Sein Elektroauto lädt Künzler hauptsächlich nachts an der eigenen Ladestation in der Tiefgarage seines Reihenhauses auf. «Das Kabel dazu habe ich selber mit einem Kollegen eingezogen. Der Elektriker musste es am Ende nur noch anschliessen.» Die Umstellung vom Benzin- zum Elektroauto war für Künzler kein Problem. Da die Reichweite aber deutlich kleiner sei als vorher, müsse er nun etwas mehr planen, wann er sein Auto auflade. «Daran habe ich mich aber schnell gewöhnt.» Um eine Tankstelle mit passendem Anschluss zu finden, nutzt Künzler die Smartphone-App Chargemap. Mit dieser können auch die Nutzer ihre Erfahrungen teilen und neue Stromtankstellen melden.

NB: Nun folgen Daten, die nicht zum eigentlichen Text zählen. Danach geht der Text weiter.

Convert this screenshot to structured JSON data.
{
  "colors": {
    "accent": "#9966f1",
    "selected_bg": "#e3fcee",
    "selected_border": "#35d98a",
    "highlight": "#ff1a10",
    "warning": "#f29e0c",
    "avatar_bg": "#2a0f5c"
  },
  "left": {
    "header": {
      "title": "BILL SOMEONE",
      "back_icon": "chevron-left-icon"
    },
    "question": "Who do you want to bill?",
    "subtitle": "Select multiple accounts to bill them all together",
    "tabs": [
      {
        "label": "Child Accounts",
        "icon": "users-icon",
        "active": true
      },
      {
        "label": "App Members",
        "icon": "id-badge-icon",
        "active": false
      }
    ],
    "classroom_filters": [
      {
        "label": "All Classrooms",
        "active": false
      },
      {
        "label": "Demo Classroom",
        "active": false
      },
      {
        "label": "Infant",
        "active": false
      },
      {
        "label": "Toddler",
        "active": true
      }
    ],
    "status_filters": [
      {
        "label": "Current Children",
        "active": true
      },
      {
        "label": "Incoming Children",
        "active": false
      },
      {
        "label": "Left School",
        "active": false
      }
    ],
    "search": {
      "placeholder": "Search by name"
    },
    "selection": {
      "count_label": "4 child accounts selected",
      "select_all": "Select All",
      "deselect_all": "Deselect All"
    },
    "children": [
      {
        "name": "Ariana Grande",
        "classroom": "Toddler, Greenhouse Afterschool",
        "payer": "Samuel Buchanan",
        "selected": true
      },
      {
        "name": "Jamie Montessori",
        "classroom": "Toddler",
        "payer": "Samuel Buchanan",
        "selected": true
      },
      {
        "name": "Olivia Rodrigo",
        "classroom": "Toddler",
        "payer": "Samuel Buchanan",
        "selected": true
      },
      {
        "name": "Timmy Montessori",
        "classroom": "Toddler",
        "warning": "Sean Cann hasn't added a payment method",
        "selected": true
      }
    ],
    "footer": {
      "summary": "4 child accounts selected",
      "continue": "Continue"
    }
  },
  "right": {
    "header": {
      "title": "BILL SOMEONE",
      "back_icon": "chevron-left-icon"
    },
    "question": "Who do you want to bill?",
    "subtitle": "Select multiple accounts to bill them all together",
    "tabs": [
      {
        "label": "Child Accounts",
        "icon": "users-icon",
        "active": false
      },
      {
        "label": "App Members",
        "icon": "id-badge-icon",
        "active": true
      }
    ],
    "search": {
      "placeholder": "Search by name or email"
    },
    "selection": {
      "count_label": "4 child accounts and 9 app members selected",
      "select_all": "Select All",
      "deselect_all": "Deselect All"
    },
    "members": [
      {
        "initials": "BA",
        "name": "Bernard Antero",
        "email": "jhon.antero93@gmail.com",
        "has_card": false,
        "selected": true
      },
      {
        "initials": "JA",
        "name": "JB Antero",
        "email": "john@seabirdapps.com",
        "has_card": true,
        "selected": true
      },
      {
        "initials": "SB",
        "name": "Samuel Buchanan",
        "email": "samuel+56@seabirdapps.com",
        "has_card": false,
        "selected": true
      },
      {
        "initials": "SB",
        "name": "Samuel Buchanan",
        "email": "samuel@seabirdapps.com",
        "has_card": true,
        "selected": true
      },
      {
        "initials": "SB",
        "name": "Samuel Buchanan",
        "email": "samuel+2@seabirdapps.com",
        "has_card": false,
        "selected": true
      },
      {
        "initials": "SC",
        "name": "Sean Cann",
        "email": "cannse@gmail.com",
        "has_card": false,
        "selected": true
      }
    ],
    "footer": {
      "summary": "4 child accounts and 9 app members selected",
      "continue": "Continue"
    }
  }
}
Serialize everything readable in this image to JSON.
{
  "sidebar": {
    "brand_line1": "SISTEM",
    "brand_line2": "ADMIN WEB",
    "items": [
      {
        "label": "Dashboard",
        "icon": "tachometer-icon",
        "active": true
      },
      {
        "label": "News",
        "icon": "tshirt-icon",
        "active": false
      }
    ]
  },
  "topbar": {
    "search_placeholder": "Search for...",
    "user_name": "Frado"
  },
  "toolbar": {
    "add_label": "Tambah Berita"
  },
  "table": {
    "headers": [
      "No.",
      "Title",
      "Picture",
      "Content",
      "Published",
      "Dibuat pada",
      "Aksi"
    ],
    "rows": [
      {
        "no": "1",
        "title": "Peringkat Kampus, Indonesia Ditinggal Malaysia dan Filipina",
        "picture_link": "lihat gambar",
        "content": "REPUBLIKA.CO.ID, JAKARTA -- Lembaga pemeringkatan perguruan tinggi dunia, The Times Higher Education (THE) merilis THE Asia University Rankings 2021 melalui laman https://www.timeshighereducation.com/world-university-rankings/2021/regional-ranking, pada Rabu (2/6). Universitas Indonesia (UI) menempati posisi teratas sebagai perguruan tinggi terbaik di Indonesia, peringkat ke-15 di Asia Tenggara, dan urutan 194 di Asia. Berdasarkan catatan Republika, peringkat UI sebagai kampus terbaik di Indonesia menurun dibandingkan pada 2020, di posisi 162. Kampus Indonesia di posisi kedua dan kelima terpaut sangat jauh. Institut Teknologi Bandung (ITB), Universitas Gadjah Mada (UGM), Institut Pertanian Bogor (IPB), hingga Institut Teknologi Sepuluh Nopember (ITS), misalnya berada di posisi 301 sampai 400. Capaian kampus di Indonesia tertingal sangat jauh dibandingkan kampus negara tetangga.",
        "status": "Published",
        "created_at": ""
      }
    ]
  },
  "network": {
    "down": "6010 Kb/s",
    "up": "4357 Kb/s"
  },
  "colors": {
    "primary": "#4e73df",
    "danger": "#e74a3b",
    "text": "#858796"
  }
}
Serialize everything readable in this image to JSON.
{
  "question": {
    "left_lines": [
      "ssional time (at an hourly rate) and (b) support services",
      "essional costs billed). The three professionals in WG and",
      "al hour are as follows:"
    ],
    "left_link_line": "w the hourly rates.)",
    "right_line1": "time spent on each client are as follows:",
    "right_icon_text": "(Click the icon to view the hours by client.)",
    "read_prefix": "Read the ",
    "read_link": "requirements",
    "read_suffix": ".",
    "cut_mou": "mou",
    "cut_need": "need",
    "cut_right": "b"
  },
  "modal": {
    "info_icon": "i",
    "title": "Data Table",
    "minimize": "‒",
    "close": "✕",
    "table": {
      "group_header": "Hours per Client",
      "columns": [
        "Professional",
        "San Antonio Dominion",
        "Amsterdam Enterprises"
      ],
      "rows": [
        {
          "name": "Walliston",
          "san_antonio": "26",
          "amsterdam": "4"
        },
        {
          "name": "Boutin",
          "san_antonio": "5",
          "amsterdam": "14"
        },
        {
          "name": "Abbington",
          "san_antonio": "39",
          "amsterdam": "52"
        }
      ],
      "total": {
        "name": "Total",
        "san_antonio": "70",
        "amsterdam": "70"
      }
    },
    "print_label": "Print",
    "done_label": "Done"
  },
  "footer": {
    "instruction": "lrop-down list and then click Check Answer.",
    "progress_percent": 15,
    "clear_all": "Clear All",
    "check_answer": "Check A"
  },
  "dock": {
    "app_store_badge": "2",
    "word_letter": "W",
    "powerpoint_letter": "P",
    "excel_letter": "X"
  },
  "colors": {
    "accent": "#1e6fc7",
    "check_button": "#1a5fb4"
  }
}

Ein grosser Unterschied besteht laut Künzler auch beim Fahrspass, der bei einem Elektroauto grösser sei. «Wenn ich in den Ferien im Ausland einen Benziner fahren muss, nervt das.» Das merke man spätestens bei einer Probefahrt. «Wenn du 30 Minuten mit einem Elektroauto herumgefahren bist, willst du nachher nicht mehr zurück.» Die Anschaffungskosten seien zwar höher, dafür sei sein Auto günstiger im Unterhalt.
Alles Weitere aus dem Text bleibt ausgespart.